# Use QuantLib Python to calculate yield curve par rates

I would want to use QuantLib Python to calculate par rates of a swap curve.

The following code is what I've done so far:

from QuantLib import *

# global data
calendar = TARGET()
todaysDate = Date(6,November,2001);
Settings.instance().evaluationDate = todaysDate
settlementDate = Date(8,November,2001);

# market quotes
deposits = { (1,Weeks): 0.0382,
(1,Months): 0.0372,
(3,Months): 0.0363,
(6,Months): 0.0353,
(9,Months): 0.0348,
(1,Years): 0.0345 }

swaps = { (2,Years): 0.037125,
(3,Years): 0.0398,
(5,Years): 0.0443,
(10,Years): 0.05165,
(15,Years): 0.055175 }

# convert them to Quote objects
for n,unit in deposits.keys():
deposits[(n,unit)] = SimpleQuote(deposits[(n,unit)])
for n,unit in swaps.keys():
swaps[(n,unit)] = SimpleQuote(swaps[(n,unit)])

# build rate helpers

dayCounter = Actual360()
settlementDays = 2
depositHelpers = [ DepositRateHelper(QuoteHandle(deposits[(n,unit)]),
Period(n,unit), settlementDays,
calendar, ModifiedFollowing,
False, dayCounter)
for n, unit in [(1,Weeks),(1,Months),(3,Months),
(6,Months),(9,Months),(1,Years)] ]

fixedLegFrequency = Annual
fixedLegTenor = Period(1,Years)
fixedLegDayCounter = Thirty360()
floatingLegFrequency = Semiannual
floatingLegTenor = Period(6,Months)
swapHelpers = [ SwapRateHelper(QuoteHandle(swaps[(n,unit)]),
Period(n,unit), calendar,
fixedLegDayCounter, Euribor6M())
for n, unit in swaps.keys() ]

# term structure handles

# term-structure construction

helpers = depositHelpers + swapHelpers
depoSwapCurve = PiecewiseFlatForward(settlementDate, helpers, Actual360())
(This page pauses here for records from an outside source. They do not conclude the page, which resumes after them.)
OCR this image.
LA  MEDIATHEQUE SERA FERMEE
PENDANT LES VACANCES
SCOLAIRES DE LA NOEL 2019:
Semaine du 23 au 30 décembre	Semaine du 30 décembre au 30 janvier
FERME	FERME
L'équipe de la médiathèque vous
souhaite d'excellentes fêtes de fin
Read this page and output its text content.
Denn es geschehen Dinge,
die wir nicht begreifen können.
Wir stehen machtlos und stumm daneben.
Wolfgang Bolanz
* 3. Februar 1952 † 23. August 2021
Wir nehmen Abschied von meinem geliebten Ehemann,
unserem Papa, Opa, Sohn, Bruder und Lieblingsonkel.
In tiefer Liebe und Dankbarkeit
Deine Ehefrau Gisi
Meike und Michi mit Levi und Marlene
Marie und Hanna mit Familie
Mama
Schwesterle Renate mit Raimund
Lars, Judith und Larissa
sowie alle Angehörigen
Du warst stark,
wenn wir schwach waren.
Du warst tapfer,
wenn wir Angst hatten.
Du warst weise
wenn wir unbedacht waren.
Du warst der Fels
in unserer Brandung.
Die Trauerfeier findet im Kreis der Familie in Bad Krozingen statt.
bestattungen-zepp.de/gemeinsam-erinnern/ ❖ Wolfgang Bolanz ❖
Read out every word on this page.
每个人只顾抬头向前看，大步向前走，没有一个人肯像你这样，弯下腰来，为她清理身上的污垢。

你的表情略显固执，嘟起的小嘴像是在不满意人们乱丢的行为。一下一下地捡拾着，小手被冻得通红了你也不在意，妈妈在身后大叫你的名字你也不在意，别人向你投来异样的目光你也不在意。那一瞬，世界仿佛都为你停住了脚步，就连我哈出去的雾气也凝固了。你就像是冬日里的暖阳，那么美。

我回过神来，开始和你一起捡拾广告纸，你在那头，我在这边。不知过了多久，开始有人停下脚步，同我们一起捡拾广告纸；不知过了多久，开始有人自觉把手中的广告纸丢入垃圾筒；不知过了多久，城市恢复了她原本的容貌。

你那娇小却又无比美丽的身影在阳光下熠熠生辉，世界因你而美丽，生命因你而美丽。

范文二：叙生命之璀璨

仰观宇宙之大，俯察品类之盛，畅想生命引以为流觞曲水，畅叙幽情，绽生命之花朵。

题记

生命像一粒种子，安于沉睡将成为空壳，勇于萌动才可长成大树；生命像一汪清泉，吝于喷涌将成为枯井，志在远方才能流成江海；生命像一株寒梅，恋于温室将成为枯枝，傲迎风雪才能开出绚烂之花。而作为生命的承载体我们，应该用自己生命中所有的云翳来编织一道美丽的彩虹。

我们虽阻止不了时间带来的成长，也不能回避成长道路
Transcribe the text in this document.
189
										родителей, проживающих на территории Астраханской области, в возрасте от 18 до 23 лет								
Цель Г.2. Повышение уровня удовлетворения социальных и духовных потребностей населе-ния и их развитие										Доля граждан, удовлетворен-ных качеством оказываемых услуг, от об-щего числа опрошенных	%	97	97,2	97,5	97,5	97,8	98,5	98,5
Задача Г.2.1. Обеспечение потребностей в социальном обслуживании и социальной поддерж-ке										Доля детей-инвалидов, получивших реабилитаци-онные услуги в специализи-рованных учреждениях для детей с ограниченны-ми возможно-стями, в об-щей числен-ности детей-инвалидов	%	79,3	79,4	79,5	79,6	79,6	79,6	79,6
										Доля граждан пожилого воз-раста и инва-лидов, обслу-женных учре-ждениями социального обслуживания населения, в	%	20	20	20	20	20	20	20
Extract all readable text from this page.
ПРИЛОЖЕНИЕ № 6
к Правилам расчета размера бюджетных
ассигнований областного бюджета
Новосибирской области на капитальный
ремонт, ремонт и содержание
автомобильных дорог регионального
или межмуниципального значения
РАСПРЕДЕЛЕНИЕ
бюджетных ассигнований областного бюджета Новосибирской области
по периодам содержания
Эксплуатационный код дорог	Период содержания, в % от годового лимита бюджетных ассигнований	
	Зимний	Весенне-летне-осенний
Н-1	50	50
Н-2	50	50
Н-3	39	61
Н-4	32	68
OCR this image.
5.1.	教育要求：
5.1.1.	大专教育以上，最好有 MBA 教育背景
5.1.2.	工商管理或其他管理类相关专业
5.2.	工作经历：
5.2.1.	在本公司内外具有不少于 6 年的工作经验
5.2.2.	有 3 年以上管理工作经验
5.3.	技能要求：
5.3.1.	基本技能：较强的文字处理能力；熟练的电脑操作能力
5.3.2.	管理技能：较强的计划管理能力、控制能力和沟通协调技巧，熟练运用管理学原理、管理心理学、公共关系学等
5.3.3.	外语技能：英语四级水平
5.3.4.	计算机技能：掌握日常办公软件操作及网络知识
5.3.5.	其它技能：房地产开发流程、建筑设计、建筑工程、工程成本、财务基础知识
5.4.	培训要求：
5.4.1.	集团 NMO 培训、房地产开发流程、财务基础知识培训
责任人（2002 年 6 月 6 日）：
ref_date = depoSwapCurve.referenceDate()
yc_day_count = depoSwapCurve.dayCounter()
tenor = Period(10, Years)

# 10Y Swap

nominal = 1000000

fixedRate = 0.04

floatingLegFrequency = Semiannual
fixingDays = 2
index = Euribor6M(forecastTermStructure)
floatingLegDayCounter = index.dayCounter()

fixedSchedule = Schedule(settlementDate, maturity,
fixedLegTenor, calendar,
DateGeneration.Forward, False)
floatingSchedule = Schedule(settlementDate, maturity,
floatingLegTenor, calendar,
DateGeneration.Forward, False)

fixedSchedule, fixedRate, fixedLegDayCounter,
floatingLegDayCounter)
swap.setPricingEngine(swapEngine)

print('original instrument par rate:')
print(swaps[(10, Years)].value())
print
print('calculated swap par rate:')
print(swap.fairRate())
print
print('calculated yield curve par rate:')
print(depoSwapCurve.forwardRate(ref_date, calendar.advance(ref_date, tenor), yc_day_count, Compounded ).rate())


From the code above we can see that swap.fairRate() returns the par rate of the swap which is very similar to the original swap rate used to construct the yield curve object. This is what I want. However, this method of calculating swap par rate is quite cumbersome, because I want to calculate swap par rate not only for 10Y, but also for 11Y, 12Y, 13Y etc... This means that I'll have to create a separate VanillaSwap object for 11Y, 12Y, 13Y etc...

My second way to calculate swap par rate is depoSwapCurve.forwardRate(...). However, from the code above we can see that the value returned by the forwardRate(...) function is quite different from the original swap rate used to construct the yield curve object.

Am I using the forwardRate(...) function correctly to calculate par rate? Or is there a better way to calculate par rate from a yield curve object?

No, you'll have to create different swaps. forwardRate(start, end) returns the rate from start to end without paying coupons in between (the Compounding convention means that the annual interest is reinvested, not paid off).
To make the process less cumbersome, I suggest you define a function parRate that takes the starlt and end dates, creates the corresponding swap, and returns its fair rate. Once you have it, calling it should be only slightly more complex than calling forwardRate.